Réduire Hubert Robert à ses caprices architecturaux et ses peintures de ruines serait faire l’impasse sur le reste de son œuvre. L’exposition du Louvre retrace le parcours d’un artiste aux multiples talents. Dès son retour d’Italie, Robert maîtrise plusieurs techniques picturales, en témoignent les sanguines, lavis, aquarelles et peintures présentés. «Robert des ruines», comme il est surnommé y compris ici sur les cartels, n’a eu de cesse de diversifier ses activités. Quand ce n’était pas des décors pour des appartements parisiens, c’était de l’architecture et de l’aménagement de jardins. Ainsi, à Versailles, le roi lui commanda l’aménagement d’un bosquet autour d’un groupe de sculptures et, à Rambouillet, la conception d’une laiterie pour la reine pour laquelle il dessina, outre le plan des bâtiments, tout le mobilier d’inspiration étrusque (à contempler dans l’exposition avec la présentation de la laiterie aujourd’hui disparue).
La carrière d’Hubert Robert marque le pas sous la Révolution, sans que cela ne mette fin toutefois à ses activités de peintre. Arrêté en octobre 1793 en raison de ses liens avec l’aristocratie, il passe tout près de l’échafaud. Incarcéré à la prison Saint-Lazare, il demande ses pinceaux. Il peint sur des assiettes lorsqu’il n’a plus assez de toiles. Robert réalisera ainsi en prison une cinquantaine de toiles alors qu’il y séjourne moins d’un an.
L’histoire de l’art retient de cette période sa très connue «Bastille dans les premiers jours de sa démolition» (peinte en 1789, quatre ans avant son incarcération). Il s’agit de l’un des rares témoignages picturaux de cette période de l’Histoire de France, que Robert offrit au général de Lafayette (le tableau est aujourd’hui propriété du musée Carnavalet).
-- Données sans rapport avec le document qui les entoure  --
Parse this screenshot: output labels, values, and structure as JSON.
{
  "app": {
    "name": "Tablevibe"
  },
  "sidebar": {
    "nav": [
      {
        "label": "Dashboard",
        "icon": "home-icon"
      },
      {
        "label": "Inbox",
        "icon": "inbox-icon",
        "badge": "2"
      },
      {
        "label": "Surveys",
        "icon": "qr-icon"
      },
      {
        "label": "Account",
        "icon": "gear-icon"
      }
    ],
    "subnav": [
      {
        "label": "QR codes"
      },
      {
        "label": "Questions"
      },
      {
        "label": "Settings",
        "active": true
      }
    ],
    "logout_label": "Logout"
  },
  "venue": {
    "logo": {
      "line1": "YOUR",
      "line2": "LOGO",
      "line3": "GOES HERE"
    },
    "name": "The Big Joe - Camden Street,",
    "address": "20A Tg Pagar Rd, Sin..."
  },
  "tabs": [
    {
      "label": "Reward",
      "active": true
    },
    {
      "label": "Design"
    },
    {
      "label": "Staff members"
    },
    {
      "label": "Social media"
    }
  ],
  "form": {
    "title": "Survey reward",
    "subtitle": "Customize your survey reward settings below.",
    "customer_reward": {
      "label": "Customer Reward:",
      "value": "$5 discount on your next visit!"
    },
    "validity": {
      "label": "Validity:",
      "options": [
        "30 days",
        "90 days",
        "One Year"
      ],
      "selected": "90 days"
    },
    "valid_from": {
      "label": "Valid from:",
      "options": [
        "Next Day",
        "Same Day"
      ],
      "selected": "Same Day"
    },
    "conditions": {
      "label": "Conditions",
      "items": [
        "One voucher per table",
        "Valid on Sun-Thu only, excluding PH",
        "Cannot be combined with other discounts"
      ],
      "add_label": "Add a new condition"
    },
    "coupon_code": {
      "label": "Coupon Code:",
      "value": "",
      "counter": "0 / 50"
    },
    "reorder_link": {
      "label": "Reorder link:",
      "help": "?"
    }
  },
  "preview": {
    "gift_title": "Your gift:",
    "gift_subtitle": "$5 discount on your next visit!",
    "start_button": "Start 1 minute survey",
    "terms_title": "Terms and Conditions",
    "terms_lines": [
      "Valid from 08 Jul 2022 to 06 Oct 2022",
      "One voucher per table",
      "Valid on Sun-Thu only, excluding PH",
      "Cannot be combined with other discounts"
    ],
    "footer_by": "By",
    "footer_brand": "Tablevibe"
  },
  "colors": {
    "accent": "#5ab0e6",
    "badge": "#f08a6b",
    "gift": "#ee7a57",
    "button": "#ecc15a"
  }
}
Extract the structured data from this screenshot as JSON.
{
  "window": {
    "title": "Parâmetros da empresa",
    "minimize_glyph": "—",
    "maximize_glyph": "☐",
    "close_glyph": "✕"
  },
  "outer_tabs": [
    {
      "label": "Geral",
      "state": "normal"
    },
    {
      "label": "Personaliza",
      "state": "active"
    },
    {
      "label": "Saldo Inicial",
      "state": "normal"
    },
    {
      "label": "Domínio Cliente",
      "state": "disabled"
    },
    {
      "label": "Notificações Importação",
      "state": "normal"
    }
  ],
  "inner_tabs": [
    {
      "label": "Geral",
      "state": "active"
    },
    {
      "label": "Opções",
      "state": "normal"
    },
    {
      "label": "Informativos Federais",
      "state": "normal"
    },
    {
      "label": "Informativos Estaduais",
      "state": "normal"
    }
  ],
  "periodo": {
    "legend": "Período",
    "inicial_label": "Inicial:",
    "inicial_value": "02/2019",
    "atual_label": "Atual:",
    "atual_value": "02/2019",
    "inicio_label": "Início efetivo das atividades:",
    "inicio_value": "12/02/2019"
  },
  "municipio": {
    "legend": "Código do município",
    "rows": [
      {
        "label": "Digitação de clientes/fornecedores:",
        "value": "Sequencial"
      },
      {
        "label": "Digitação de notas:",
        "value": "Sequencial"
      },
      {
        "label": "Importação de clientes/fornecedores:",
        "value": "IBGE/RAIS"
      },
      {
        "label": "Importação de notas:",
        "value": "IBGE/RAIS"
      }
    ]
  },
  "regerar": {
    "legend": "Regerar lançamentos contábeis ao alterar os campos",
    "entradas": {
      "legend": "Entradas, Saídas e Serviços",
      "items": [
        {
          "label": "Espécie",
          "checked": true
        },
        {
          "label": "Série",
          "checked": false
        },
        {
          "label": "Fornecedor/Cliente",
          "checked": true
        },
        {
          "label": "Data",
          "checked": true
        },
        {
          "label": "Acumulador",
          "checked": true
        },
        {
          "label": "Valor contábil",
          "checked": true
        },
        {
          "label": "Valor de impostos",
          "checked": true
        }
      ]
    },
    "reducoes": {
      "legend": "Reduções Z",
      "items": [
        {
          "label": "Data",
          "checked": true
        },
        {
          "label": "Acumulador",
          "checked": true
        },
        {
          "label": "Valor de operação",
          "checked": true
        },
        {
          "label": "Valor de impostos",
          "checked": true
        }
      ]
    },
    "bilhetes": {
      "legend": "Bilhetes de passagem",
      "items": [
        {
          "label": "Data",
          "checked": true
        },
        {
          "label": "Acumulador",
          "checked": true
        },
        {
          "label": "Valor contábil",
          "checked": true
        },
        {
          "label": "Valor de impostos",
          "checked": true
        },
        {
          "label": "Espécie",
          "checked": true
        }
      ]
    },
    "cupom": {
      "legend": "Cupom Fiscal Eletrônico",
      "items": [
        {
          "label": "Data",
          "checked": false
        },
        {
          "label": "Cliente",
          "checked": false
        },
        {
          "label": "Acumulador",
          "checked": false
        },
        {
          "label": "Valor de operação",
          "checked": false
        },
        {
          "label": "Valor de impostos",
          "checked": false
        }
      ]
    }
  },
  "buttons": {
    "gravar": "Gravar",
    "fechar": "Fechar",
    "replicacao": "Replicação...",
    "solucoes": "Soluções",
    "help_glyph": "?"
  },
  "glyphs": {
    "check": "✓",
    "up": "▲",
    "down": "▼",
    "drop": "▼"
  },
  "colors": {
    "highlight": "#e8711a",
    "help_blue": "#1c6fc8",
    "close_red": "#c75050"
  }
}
Robert laisse aussi quelques remarquables représentations de la vie quotidienne des détenus, comme son «Ravitaillement des prisonniers à Saint-Lazare» (plusieurs de ces tableaux sont à voir dans l’exposition).
En dehors de son long séjour italien et de sa période d’emprisonnement, la carrière d’Hubert Robert, longue de cinquante années, ne s’est jamais faite très loin du musée du Louvre, où il vécut et posséda un atelier. Il était, dès 1778, membre de la commission chargée de la transformation du vieux palais royal en musée, puis le conservateur du futur Louvre. Par ailleurs, Robert a peint nombre d’œuvres consacrées à son aménagement («Projet pour éclairer la galerie du musée par la voûte» et «Vue de la grande galerie du Louvre en ruine» 1796 ; un diptyque où le peintre s’est figuré sous ses traits d’artiste au travail drapé d’une longue cape rouge – habitude qu’il a prise d’apparaître dans son œuvre). La célèbre institution de la rue de Rivoli, indépendamment du nombre d’œuvres qu’elle conserve de lui, lui devait bien un hommage et était la plus légitime pour organiser la première véritable rétrospective de celui qui l’a tant servie par le passé (3). Un projet qui a demandé une dizaine d’années de travail à ses organisateurs et dont on peut saluer ici le résultat.
Valérie Maillard
«Hubert Robert, un peintre visionnaire», Hall Napoléon, musée du Louvre. Jusqu’au 30 mai.
(1) Pour relire l’article sur la rétrospective Elisabeth Vigée Le Brun
(2) «Souvenirs de madame Louise-Elisabeth Vigée Lebrun», en trois volumes dans sa première édition à partir de 1835.
(3) Exposition organisée en partenariat avec la National Gallery of Art de Washington.